A avaliação é uma forma de ver e conseguir colocar em uma escala de 0 a 10 tudo o que acontece na sala de aula, avaliando não só o aprendizado do aluno, mas também a didática de nós, professores. Na Educação de Jovens e Adultos temos um item diferente [dos outros níveis de ensino], o esquecimento. Os alunos da EJA se esforçam para aprender, alguns passam a semana toda fazendo todas as atividades corretamente, mas ao passar o fim de semana esquecem parte do que foi aprendido [...] Então decidi fazer uma avaliação diária com eles. Todo dia no final da aula faço ditado avaliando o que é ensinado, o que eles aprenderam e qual foi a maior dificuldade encontrada por eles para assim, pensar em outra forma de ensinar. (PI-EJA;26/05/18; Ferramenta: Tarefa).

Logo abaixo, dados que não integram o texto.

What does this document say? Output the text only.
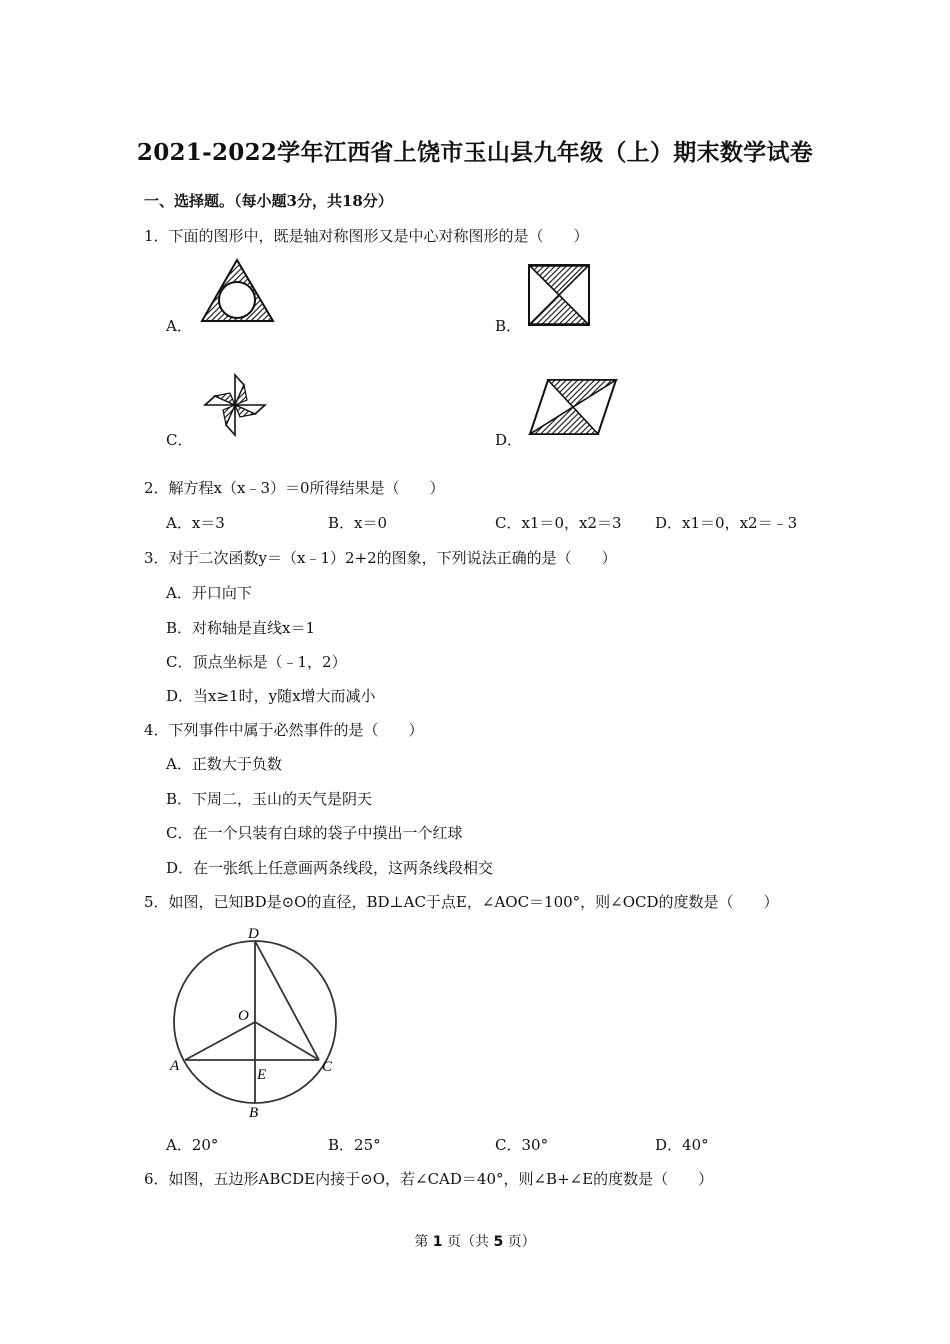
2021-2022学年江西省上饶市玉山县九年级（上）期末数学试卷
一、选择题。（每小题3分，共18分）
1．下面的图形中，既是轴对称图形又是中心对称图形的是（　　）
A．	B．
C．	D．
2．解方程x（x﹣3）＝0所得结果是（　　）
A．x＝3	B．x＝0	C．x1＝0，x2＝3 D．x1＝0，x2＝﹣3
3．对于二次函数y＝（x﹣1）2+2的图象，下列说法正确的是（　　）
A．开口向下
B．对称轴是直线x＝1
C．顶点坐标是（﹣1，2）
D．当x≥1时，y随x增大而减小
4．下列事件中属于必然事件的是（　　）
A．正数大于负数
B．下周二，玉山的天气是阴天
C．在一个只装有白球的袋子中摸出一个红球
D．在一张纸上任意画两条线段，这两条线段相交
5．如图，已知BD是⊙O的直径，BD⊥AC于点E，∠AOC＝100°，则∠OCD的度数是（　　）
D
O
A
E	C
B
A．20°	B．25°	C．30°	D．40°
6．如图，五边形ABCDE内接于⊙O，若∠CAD＝40°，则∠B+∠E的度数是（　　）
第 1 页（共 5 页）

A maneira que você encontrou para avaliar seu trabalho é interessante, porém eles podem responder apenas o que aprenderam no dia, nos dando um falso resultado. Por exemplo, se explorei a palavra arroz, escrevi, fiz a leitura, encontrei no texto e ao final do dia pedir para que os alunos escrevam, eles podem fazê-lo corretamente e alguns dias depois não conseguir mais escrevê-la. Neste caso o aluno apenas reproduz um conhecimento que tinha na memória, não houve aprendizado de fato [...] Além da avaliação diária, você utiliza algum outro tipo de avaliação? Como podemos saber se os alunos apenas memorizam o conteúdo ou se eles aprenderam de fato? (M-EJA; 05/06/18; Ferramenta: Tarefa).

Nas interlocuções entre M-PI, em geral, observou-se a presença de algumas características na maneira pela qual eram expressas as orientações, instruções, questionamentos, sugestões etc. Com a recorrência dessas características nas diferentes interlocuções mantidas nas diversas díades, foi possível definir as seguintes abordagens: diretiva, empática, inquiritiva, propositiva e inquiritiva-propositiva. Destacam-se, ainda neste período, a disponibilidade e prontidão de atendimento manifestadas pelas mentoras, o que aparentemente propiciou a elas maior aproximação com suas PIs acompanhadas e que foi permeado pela escuta sensível e fala respeitosa - compreendidas como um posicionamento ético e profissional estabelecido nas conversas interativas virtuais - das Ms em sua atuação no acompanhamento de suas PIs.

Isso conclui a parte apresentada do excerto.